Hutang Setahun Dibayar Ngopi Sehari
Oleh Dian Nafi
Aku menghindari dan tidak menghadiri
undangan ngopimu setahun ini tanpa kusadari. Permasalahannya bukan karena aku
tidak suka kopi. Aku bahkan kecanduan banget. Tetapi aku merasa tidak siap
bertemu denganmu.
Tengah tahun itu, kita sedang sama-sama
berada di Jakarta untuk kepentingan dan acara yang berbeda. Aku penulis yang
menghadiri sebuah acara award di Palmerah. Kamu pengusaha yang ikut pameran di PRJ. Kamu terus berusaha menghubungiku. Untuk secangkir kopi, katamu? Itu
malah membuatku takut. Aku ingat aku menghubungimu via inbox fesbuk beberapa malam sebelumnya. Apa yang membuatku tertarik
padamu adalah kesaksian seseorang yang sempat dekat denganku selama satu minggu
di sebuah Mei. Dari matanya aku menangkap kebesaran jiwa dan karismamu.
Membangkitkan benih kekagumanku sendiri setelah kekagumannya.
Lalu ajakan ngopi darimu datang
bertubi-tubi sejak itu. Terus menerus setiap bulan sekali. Juli di Jogja kamu
mengadakan ngopi bareng seluruh rekanan.
Seharusnya aku datang karena kita akhirnya bekerja sama, tapi aku
absen. Agustus di Semarang saat perusahaanmu ikut pameran, kamu mengajakku
ngopi juga tapi aku menghindar lagi. September di Jogja, Oktober di Semarang,
November di Jogja, Desember di Jakarta lagi. Dan aku masih juga ‘lari-lari’,
ketakutan sendiri. Karena dalam masa itu kita lambat laun menjadi sepasang
‘kekasih’ maya sebab komunikasi yang intens via black berry.
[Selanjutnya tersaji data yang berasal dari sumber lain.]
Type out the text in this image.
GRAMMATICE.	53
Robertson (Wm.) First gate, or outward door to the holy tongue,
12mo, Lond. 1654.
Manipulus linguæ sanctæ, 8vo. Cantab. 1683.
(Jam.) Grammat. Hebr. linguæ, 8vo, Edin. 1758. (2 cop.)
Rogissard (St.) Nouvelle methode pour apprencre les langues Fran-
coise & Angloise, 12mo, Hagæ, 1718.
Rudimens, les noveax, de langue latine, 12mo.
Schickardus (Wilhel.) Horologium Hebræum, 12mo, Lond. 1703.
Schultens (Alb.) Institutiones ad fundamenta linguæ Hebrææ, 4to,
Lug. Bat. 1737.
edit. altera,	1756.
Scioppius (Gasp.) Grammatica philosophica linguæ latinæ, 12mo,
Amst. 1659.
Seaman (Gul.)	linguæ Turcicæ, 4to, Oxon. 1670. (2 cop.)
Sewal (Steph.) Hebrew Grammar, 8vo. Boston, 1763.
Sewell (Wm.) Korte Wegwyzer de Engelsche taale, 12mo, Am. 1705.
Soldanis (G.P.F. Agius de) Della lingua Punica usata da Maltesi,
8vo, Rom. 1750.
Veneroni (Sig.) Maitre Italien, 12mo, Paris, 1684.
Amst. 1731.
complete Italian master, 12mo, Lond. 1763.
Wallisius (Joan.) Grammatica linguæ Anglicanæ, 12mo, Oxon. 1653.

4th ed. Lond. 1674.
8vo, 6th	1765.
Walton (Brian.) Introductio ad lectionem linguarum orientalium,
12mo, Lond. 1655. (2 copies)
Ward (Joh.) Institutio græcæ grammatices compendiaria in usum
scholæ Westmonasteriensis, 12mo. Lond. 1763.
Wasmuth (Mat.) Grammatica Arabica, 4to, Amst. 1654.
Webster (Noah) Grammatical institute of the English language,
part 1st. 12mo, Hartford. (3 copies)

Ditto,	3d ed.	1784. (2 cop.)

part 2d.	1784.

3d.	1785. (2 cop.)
Dan aku kuatir
akibatnya jika harus bertemu atau kopi darat. Takut jika aku terbuai dan jatuh
dalam pelukanmu, sementara sudah ada seorang istri setia di sisimu.
Januari kamu masih mencoba lagi
mengajakku bertemu dengan modus yang sama, ngopi. Aku lagi-lagi berhasil
menghindar. Februari kamu mengganti modus. Dengan alasan ingin bekerja sama
denganku, ajakan ngopi itu datang lagi. Aku yang makin rapuh saja merasa akan
jatuh terkulai padamu jika menyerah saat itu, jadi aku sengaja membiarkan
ajakanmu itu tak berjawab. Maret, April, Mei dengan sesekali kamu memasang
status betapa nelangsanya ajakan ngopi yang tak pernah bertaut. Aku hanya
tersenyum geli membacanya.
Kemudian kejutan sebelum Ramadlan itu
datang. Setelah akhir Juni kuhabiskan di Jakarta dengan kamu dari jarak jauh
masih terus mengawasiku, Juli datang. Aku yang baru saja turun dari Jakarta ke
Semarang, merasa harus menggunakan kesempatan sempit hari itu untuk pergi ke
Jogja. Setelah lelah terus menerus menghindarimu, aku merasa mungkin ini
saatnya berani bertemu. Karena candu yang dulu kurasai padamu pastilah sudah
berkurang seiring bertambahnya waktu.
Kupikir kita akan bertemu di Jogja saja
dalam satu kesempatan sepeminuman kopi seperti yang selama ini kamu todong.
Tapi Tuhan berkenan lain. Kamu juga sedang di Semarang pagi itu, jadi langsung
menawarkan diri untuk bersama-sama ke Jogja.
Di sinilah aku dan kamu, dalam mobilmu.
Menempuh lima jam perjalanan dari Semarang Jogja. Akhirnya ngopi juga berdua di
kafe Banaran di tengah perjalanan. Dan bahkan kamu mengantarku berkeliling
kampus UGM untuk kepentingan survey setting novelku. Menungguku dengan sabar di
parkirannya ketika aku berkeliling. Lalu mengantarku kembali dengan mobilmu ke
pool travel, sehingga aku bisa kembali pulang ke Semarang dengan nyaman.
That is unpredictable moment.
Dari rencana bertemu sepeminuman kopi di Juni tahun lalu, kita malah
bersama-sama dalam delapan jam. Ternyata aku akhirnya membayar hutang ajakan
ngopi setahun itu dalam pertemuan seharian. Hohoho. Ajaibnya.